Although the death toll, at about 190, is a fraction of the number
killed in America, this brutal attack on a business capital has
traumatised an entire country.
But if the attack on Mumbai is like September 11th, India needs to
learn from America's mistakes. The 19 al-Qaeda hijackers changed
history seven years ago. Had they not felled the twin towers, America
would not have invaded Afghanistan or Iraq. The easiest way for India
to play into the hands of those who sent the ten terrorists to Mumbai
would be for India to consider a military response against Pakistan.
It is probable that the terrorists did embark from Pakistan. The
testimony of the surviving attacker, the fact that the band arrived by
sea, and American intelligence all point that way (see article[1]). A
prime suspect is Lashkar-e-Taiba, one of several groups based in
Pakistan that are officially banned but suspected of receiving quiet
encouragement from parts of the Pakistani state to wage JIHAD in the
disputed territory of Kashmir and, increasingly, in Afghanistan as
well.
When terrorists attacked the seat of India's Parliament in December
2001, the two countries mobilised their armies and came close to war.

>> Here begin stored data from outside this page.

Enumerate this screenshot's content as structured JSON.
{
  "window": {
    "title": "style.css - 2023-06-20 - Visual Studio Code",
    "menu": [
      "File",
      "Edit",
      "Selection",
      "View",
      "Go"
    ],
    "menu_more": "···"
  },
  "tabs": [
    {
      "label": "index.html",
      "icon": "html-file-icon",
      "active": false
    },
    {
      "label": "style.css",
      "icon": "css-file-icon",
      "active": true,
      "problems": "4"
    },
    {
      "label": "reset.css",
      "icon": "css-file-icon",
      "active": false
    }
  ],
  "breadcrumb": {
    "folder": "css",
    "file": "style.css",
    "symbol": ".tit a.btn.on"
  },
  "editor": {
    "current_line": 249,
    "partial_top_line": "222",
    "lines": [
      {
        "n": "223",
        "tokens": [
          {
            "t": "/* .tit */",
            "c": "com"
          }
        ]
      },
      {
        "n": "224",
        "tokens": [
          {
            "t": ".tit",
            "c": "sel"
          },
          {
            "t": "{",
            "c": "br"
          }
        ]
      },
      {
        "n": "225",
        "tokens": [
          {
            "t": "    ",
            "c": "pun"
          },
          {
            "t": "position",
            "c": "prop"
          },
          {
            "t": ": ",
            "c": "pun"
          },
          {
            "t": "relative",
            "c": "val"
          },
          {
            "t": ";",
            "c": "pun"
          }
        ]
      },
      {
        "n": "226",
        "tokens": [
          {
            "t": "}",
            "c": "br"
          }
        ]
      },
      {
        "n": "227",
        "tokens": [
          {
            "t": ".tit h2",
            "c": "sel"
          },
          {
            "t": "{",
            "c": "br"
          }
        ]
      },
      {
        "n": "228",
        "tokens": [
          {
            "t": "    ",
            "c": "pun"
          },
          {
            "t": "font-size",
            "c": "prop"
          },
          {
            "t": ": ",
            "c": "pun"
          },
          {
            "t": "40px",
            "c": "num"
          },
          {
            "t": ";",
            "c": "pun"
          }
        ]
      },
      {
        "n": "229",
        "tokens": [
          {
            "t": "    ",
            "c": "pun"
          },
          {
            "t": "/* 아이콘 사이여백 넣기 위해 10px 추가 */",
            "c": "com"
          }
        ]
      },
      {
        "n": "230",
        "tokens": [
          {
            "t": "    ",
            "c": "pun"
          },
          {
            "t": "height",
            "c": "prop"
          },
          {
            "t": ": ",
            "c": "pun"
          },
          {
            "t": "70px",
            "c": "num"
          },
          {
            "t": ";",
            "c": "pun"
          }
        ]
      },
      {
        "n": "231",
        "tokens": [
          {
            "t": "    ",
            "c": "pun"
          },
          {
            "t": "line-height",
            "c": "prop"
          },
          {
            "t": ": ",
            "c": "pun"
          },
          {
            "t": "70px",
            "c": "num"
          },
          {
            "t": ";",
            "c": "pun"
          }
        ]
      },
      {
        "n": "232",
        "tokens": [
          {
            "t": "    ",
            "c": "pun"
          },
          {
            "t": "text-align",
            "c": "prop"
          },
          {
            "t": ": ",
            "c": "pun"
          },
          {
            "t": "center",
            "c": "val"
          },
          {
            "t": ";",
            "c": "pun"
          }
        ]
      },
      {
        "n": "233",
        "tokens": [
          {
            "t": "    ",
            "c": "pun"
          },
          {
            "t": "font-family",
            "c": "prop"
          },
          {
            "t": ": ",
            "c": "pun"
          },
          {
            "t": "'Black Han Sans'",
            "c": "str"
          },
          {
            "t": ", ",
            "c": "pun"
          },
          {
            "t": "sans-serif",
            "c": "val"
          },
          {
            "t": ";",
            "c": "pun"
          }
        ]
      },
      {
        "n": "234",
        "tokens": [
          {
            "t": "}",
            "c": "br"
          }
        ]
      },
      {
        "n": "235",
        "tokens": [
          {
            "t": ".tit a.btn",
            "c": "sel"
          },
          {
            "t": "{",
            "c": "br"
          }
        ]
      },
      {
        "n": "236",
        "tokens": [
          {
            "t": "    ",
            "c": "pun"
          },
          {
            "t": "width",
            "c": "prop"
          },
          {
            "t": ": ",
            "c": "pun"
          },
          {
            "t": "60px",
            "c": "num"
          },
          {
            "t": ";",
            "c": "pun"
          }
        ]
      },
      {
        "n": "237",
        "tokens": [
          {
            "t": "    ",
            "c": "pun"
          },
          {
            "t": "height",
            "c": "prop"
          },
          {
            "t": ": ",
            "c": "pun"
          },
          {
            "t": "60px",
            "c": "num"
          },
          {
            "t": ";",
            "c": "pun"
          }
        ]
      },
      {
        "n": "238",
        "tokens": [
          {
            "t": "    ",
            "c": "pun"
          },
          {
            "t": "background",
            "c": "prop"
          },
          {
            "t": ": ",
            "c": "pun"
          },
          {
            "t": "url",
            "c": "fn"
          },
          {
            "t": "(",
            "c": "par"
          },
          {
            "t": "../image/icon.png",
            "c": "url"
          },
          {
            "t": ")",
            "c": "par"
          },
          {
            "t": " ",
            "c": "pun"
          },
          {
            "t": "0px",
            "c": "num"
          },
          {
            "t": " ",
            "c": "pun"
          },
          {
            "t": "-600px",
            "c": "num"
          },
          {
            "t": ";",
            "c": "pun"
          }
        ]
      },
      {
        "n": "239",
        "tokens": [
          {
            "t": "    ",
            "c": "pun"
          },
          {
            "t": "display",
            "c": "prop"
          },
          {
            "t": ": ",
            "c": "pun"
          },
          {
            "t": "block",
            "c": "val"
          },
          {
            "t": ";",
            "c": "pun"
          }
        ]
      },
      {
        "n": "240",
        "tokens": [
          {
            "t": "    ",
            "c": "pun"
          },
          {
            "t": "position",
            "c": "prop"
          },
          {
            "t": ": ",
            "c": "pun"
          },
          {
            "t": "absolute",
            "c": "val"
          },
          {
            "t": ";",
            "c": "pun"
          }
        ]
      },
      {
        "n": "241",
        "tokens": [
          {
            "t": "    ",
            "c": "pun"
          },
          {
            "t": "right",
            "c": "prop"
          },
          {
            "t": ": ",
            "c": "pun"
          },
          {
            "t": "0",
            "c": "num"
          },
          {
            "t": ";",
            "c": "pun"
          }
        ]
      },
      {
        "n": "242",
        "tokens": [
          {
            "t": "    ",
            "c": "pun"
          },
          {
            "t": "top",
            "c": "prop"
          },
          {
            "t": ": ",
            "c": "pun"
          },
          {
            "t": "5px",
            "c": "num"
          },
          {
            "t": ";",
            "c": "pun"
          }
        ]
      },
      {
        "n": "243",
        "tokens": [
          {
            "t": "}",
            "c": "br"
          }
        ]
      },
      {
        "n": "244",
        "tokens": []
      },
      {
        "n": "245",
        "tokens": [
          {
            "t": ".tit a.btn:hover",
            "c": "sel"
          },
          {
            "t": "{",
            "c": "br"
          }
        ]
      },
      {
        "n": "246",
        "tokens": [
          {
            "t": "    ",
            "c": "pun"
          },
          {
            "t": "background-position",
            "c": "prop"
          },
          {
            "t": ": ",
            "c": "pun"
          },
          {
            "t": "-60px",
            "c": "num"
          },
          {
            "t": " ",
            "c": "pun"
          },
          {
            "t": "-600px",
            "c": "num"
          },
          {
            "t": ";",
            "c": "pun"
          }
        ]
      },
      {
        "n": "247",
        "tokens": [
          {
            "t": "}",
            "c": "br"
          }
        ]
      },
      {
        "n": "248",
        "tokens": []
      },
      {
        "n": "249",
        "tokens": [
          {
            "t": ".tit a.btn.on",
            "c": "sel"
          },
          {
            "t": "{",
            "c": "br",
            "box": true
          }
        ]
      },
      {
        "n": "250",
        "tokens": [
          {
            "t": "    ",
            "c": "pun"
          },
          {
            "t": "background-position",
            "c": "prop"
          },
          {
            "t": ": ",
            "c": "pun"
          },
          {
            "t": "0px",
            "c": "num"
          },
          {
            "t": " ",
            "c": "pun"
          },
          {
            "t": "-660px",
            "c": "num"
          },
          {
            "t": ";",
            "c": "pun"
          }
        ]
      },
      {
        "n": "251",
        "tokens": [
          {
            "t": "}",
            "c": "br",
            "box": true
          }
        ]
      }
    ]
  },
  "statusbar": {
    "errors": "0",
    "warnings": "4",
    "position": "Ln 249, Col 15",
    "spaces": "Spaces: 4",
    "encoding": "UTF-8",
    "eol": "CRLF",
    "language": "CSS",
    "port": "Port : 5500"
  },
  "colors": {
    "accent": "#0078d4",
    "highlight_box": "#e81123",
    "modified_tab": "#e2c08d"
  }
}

This time India has shown admirable forbearance. There has been
remonstrance but no sabre-rattling.
But forbearance alone cannot be a long-term answer to the problem of
Pakistan. The Mumbai plot is only the latest indication that this huge,
nuclear-armed country is not under the full control of its newly
elected government. When President Asif Ali Zardari said after the
carnage in Mumbai that he would take the strictest action against any
guilty individual or group "in my part of the country", it was perhaps
a slip of the tongue. But the implication is true: large tracts of
Pakistan, notably the tribal areas abutting Afghanistan, are under the
control of local tribesmen, the Taliban, al-Qaeda or a mixture of all
three.
The fighting in the tribal areas and the killing last year of Benazir
Bhutto misleads outsiders into calling Pakistan a failed state. If that
were truly so, America's policy of bombing al-Qaeda targets inside
Pakistan might make some sense--as might Indian military intervention
in Pakistan. But it is not that simple. Most of Pakistan is quite
firmly under the state's control. However, just as the state does not
control all the country, nor does Mr Zardari control all the state. The
ultimate arbiters of foreign and security policy in Pakistan have long
been the army and intelligence services.
The army's top brass seem in tune with their president in seeing
Islamist terrorists as the most dangerous enemy facing Pakistan. But
for some soldiers and spooks, the manipulation of the jihadists on
Pakistan's soil remains a rational instrument of foreign policy.
Although it is America's ally, Pakistan maintains links with the
predominantly ethnic-Pushtun Taliban in Afghanistan, as a hedge against
the day America leaves and a way to thwart a perceived Indian plan of
strategic encirclement. The insurgency in Kashmir, likewise, is seen as
a means of bogging down the old enemy, India. For those in Pakistan who
think this way, the warming of relations between America and
India--especially the rewriting of global proliferation rules to
forgive India for building a bomb--looks like a menacing change that
needs to be countered.
THE VENGEANCE TRAP
To understand these motives is not to condone them. India has every
right to demand that Pakistan stops letting its territory be used as a
terrorist haven and to track down those responsible. But these demands
have to be accompanied by a balanced strategy that bolsters Mr Zardari
and weakens the argument of his generals, not (as in the case of those
American bombing raids) the other way round. It should include
inducements, such as Indian flexibility over Kashmir, as well as
pressure. Pakistan's army would presumably like nothing better than an
excuse to give up its demoralising battle against fellow Muslims in the
tribal areas and redeploy against the traditional Hindu enemy in the
east. India must not fall into that trap.